This repo contains the code and pre-trained models that we released along with our paper:
CLoVe: Encoding Compositional Language in Contrastive Vision-Language Models
Santiago Castro, Amir Ziai, Avneesh Saluja, Zhuoning Yuan, and Rada Mihalcea.
TL;DR: CLoVe is a framework to significantly improve the ability of existing CLIP-like models to encode compositional language while keeping or improving the performance on standard vision-language tasks.
This codebase is largely based on OpenCLIP's,
containing its changes until (and including)
the commit 73fa7f0
.
We are specially thankful to the authors of OpenCLIP for their work.
It's recommended to have a CUDA-12-enabled GPU with the NVIDIA driver version 530 or greater with CUDA 12.1 or
later installed.
If you don't have this, you need to change the pyproject.toml
file to use a different version of
PyTorch.
With Python 3.10 or later, clone this repo and run:
pip install -e .
# export PYTHONPATH=src # TODO: I think it's not necessary.

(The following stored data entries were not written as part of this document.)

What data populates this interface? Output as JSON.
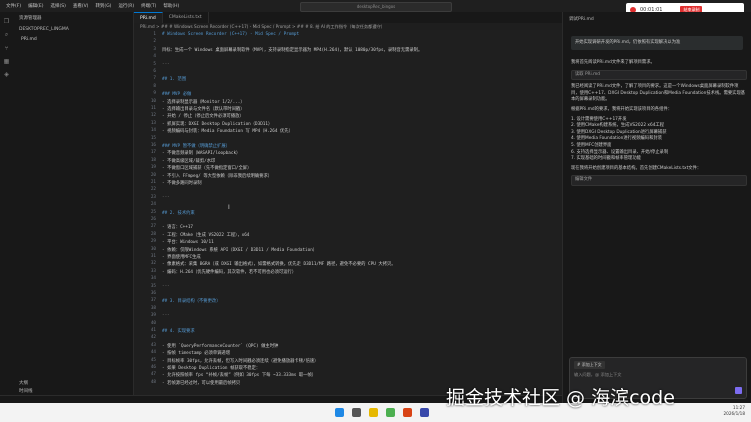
{
  "titlebar": {
    "menu": [
      "文件(F)",
      "编辑(E)",
      "选择(S)",
      "查看(V)",
      "转到(G)",
      "运行(R)",
      "终端(T)",
      "帮助(H)"
    ],
    "search_placeholder": "desktopRec_bingos"
  },
  "recorder": {
    "time": "00:01:01",
    "stop_label": "结束录制"
  },
  "sidebar": {
    "header": "资源管理器",
    "folder": "DESKTOPREC_LINGMA",
    "file": "PRi.md",
    "outline": "大纲",
    "timeline": "时间线"
  },
  "tabs": [
    {
      "label": "PRi.md",
      "active": true
    },
    {
      "label": "CMakeLists.txt",
      "active": false
    }
  ],
  "breadcrumb": "PRi.md > ## # Windows Screen Recorder (C++17) - Mid Spec / Prompt > ## # 8. 给 AI 的工作指令（每次任务都遵守）",
  "editor": {
    "lines": [
      {
        "n": "1",
        "t": "# Windows Screen Recorder (C++17) - Mid Spec / Prompt",
        "k": "h"
      },
      {
        "n": "2",
        "t": "",
        "k": "t"
      },
      {
        "n": "3",
        "t": "目标：生成一个 Windows 桌面屏幕录制软件（MVP），支持录制指定显示器为 MP4(H.264)，默认 1080p/30fps，录制音无需录制。",
        "k": "t"
      },
      {
        "n": "4",
        "t": "",
        "k": "t"
      },
      {
        "n": "5",
        "t": "---",
        "k": "d"
      },
      {
        "n": "6",
        "t": "",
        "k": "t"
      },
      {
        "n": "7",
        "t": "## 1. 范围",
        "k": "h"
      },
      {
        "n": "8",
        "t": "",
        "k": "t"
      },
      {
        "n": "9",
        "t": "### MVP 必做",
        "k": "h"
      },
      {
        "n": "10",
        "t": "- 选择录制显示器（Monitor 1/2/...）",
        "k": "t"
      },
      {
        "n": "11",
        "t": "- 选择输出目录与文件名（默认带时间戳）",
        "k": "t"
      },
      {
        "n": "12",
        "t": "- 开始 / 停止（停止后文件必须可播放）",
        "k": "t"
      },
      {
        "n": "13",
        "t": "- 抓屏实现：DXGI Desktop Duplication（D3D11）",
        "k": "t"
      },
      {
        "n": "14",
        "t": "- 视频编码与封装：Media Foundation 写 MP4（H.264 优先）",
        "k": "t"
      },
      {
        "n": "15",
        "t": "",
        "k": "t"
      },
      {
        "n": "16",
        "t": "### MVP 暂不做（明确禁止扩展）",
        "k": "h"
      },
      {
        "n": "17",
        "t": "- 不做音频录制（WASAPI/loopback）",
        "k": "t"
      },
      {
        "n": "18",
        "t": "- 不做高级区域/裁剪/水印",
        "k": "t"
      },
      {
        "n": "19",
        "t": "- 不做窗口区域捕获（先不做指定窗口/全屏）",
        "k": "t"
      },
      {
        "n": "20",
        "t": "- 不引入 FFmpeg/ 等大型依赖（除非我后续明确要求）",
        "k": "t"
      },
      {
        "n": "21",
        "t": "- 不做多路同时录制",
        "k": "t"
      },
      {
        "n": "22",
        "t": "",
        "k": "t"
      },
      {
        "n": "23",
        "t": "---",
        "k": "d"
      },
      {
        "n": "24",
        "t": "",
        "k": "t"
      },
      {
        "n": "25",
        "t": "## 2. 技术约束",
        "k": "h"
      },
      {
        "n": "26",
        "t": "",
        "k": "t"
      },
      {
        "n": "27",
        "t": "- 语言：C++17",
        "k": "t"
      },
      {
        "n": "28",
        "t": "- 工程：CMake（生成 VS2022 工程），x64",
        "k": "t"
      },
      {
        "n": "29",
        "t": "- 平台：Windows 10/11",
        "k": "t"
      },
      {
        "n": "30",
        "t": "- 依赖：仅限Windows 系统 API（DXGI / D3D11 / Media Foundation）",
        "k": "t"
      },
      {
        "n": "31",
        "t": "- 界面使用MFC生成",
        "k": "t"
      },
      {
        "n": "32",
        "t": "- 像素格式：采集 BGRA（或 DXGI 输出格式），如需格式转换，优先走 D3D11/MF 路径，避免不必要的 CPU 大拷贝。",
        "k": "t"
      },
      {
        "n": "33",
        "t": "- 编码：H.264（优先硬件编码，其次软件，若不可用也必须可运行）",
        "k": "t"
      },
      {
        "n": "34",
        "t": "",
        "k": "t"
      },
      {
        "n": "35",
        "t": "---",
        "k": "d"
      },
      {
        "n": "36",
        "t": "",
        "k": "t"
      },
      {
        "n": "37",
        "t": "## 3. 目录结构（不要更改）",
        "k": "h"
      },
      {
        "n": "38",
        "t": "",
        "k": "t"
      },
      {
        "n": "39",
        "t": "---",
        "k": "d"
      },
      {
        "n": "40",
        "t": "",
        "k": "t"
      },
      {
        "n": "41",
        "t": "## 4. 实现要求",
        "k": "h"
      },
      {
        "n": "42",
        "t": "",
        "k": "t"
      },
      {
        "n": "43",
        "t": "- 使用 `QueryPerformanceCounter` (QPC) 做主时钟",
        "k": "t"
      },
      {
        "n": "44",
        "t": "- 按帧 timestamp 必须单调递增",
        "k": "t"
      },
      {
        "n": "45",
        "t": "- 目标帧率 30fps，允许丢帧，但写入时间戳必须连续（避免播放器卡顿/倍速）",
        "k": "t"
      },
      {
        "n": "46",
        "t": "- 如果 Desktop Duplication 帧获取不稳定：",
        "k": "t"
      },
      {
        "n": "47",
        "t": "  - 允许按照帧率 fps “补帧/丢帧”（例如 30fps 下每 ~33.333ms 取一帧）",
        "k": "t"
      },
      {
        "n": "48",
        "t": "  - 若帧源已经过时，可以使用最后帧拷贝",
        "k": "t"
      }
    ]
  },
  "chat": {
    "header": "调试PRi.md",
    "user_message": "开始实现调研开发的PRi.md，仍依照有实现解决以为准",
    "paragraphs": [
      "我将首先阅读PRi.md文件来了解项目需求。",
      "我已经阅读了PRi.md文件，了解了项目的要求。这是一个Windows桌面屏幕录制软件项目，使用C++17、DXGI Desktop Duplication和Media Foundation技术栈。需要实现基本的屏幕录制功能。",
      "根据PRi.md的要求，我将开始实现该项目的各组件："
    ],
    "tool_label": "读取 PRi.md",
    "steps": [
      "1. 设计需要使用C++17开发",
      "2. 使用CMake构建系统，生成VS2022 x64工程",
      "3. 使用DXGI Desktop Duplication进行屏幕捕获",
      "4. 使用Media Foundation进行视频编码和封装",
      "5. 使用MFC创建界面",
      "6. 支持选择显示器、设置输出目录、开始/停止录制",
      "7. 实现基础的时间戳和帧率管理功能"
    ],
    "closing": "现在我将开始创建项目的基本结构。首先创建CMakeLists.txt文件：",
    "tool2_label": "编辑文件",
    "context_chip": "# 添加上下文",
    "input_placeholder": "输入问题，@ 添加上下文"
  },
  "taskbar": {
    "time": "11:27",
    "date": "2026/1/18"
  },
  "watermark": "掘金技术社区 @ 海滨code"
}
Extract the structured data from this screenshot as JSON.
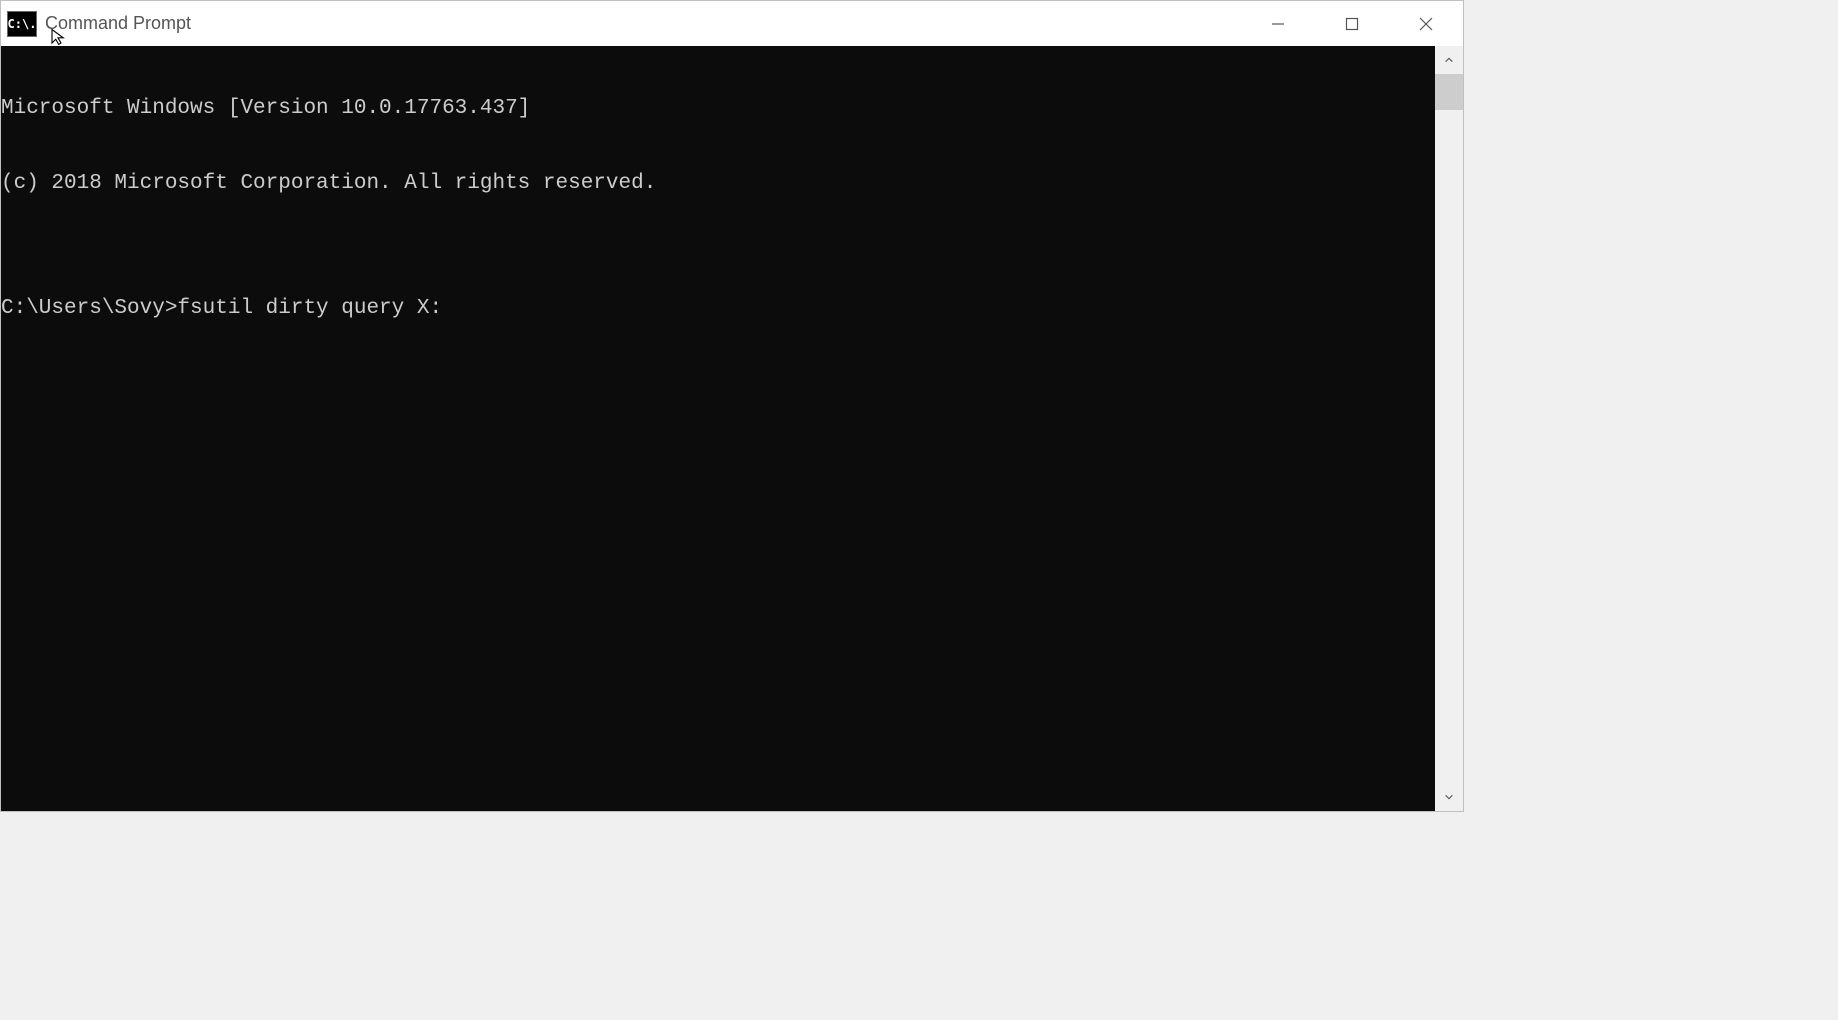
{
  "window": {
    "title": "Command Prompt",
    "icon_label": "C:\\."
  },
  "terminal": {
    "lines": [
      "Microsoft Windows [Version 10.0.17763.437]",
      "(c) 2018 Microsoft Corporation. All rights reserved.",
      "",
      "C:\\Users\\Sovy>fsutil dirty query X:"
    ]
  }
}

You need to have a rarfile backend installed (e.g., unrar
).
For UCF101, given that UCF's website server's certificate chain is incomplete, you need to run the following (note that this command runs two sudo commands to include an intermediate Certificate Authority certificate to the system):
./scripts/add_missing_ssl_certs.sh
You need to be logged in to HuggingFace:
huggingface-cli login
You also need to accept the terms of use for the dataset.
If you want to run our code with Ray, follow these steps.
First, you need to generate a requirements.txt
file.
For it, you need to use Poetry (which we use to define the high-level dependencies):
poetry self add poetry-plugin-export
poetry export --format requirements.txt --output requirements.txt --without-hashes
After this, see the example files under scripts/
, such as example_ray.sh
.
If you want to use the pre-trained model, do:
import torch
from PIL import Image
from cached_path import cached_path
from open_clip import create_model_and_preprocessing
from training.file_utils import pt_load
from training.utils import get_state_dict, patch_model
model, _, transform, tokenizer = create_model_and_preprocessing("ViT-B-32", "openai")
model.eval()
URL = ("https://github.com/Netflix/clove/releases/download/pretrained/"
"clove_without_patching.pt")
patch_model(model, get_state_dict(pt_load(URL), model), weight_for_state_dict=0.6)
image_path = cached_path(
"https://github.com/mlfoundations/open_clip/blob/main/docs/CLIP.png?raw=true")
image = transform(Image.open(image_path)).unsqueeze(0)
text = tokenizer(["a diagram", "a dog", "a cat"])
with torch.inference_mode(), torch.cuda.amp.autocast():
output = model(image, text)
image_features, text_features = output["image_features"], output["text_features"]
print("Label probs:", (100 * image_features @ text_features.T).softmax(dim=-1))
# Prints `[[9.9900e-01, 7.4042e-04, 2.6385e-04]]`.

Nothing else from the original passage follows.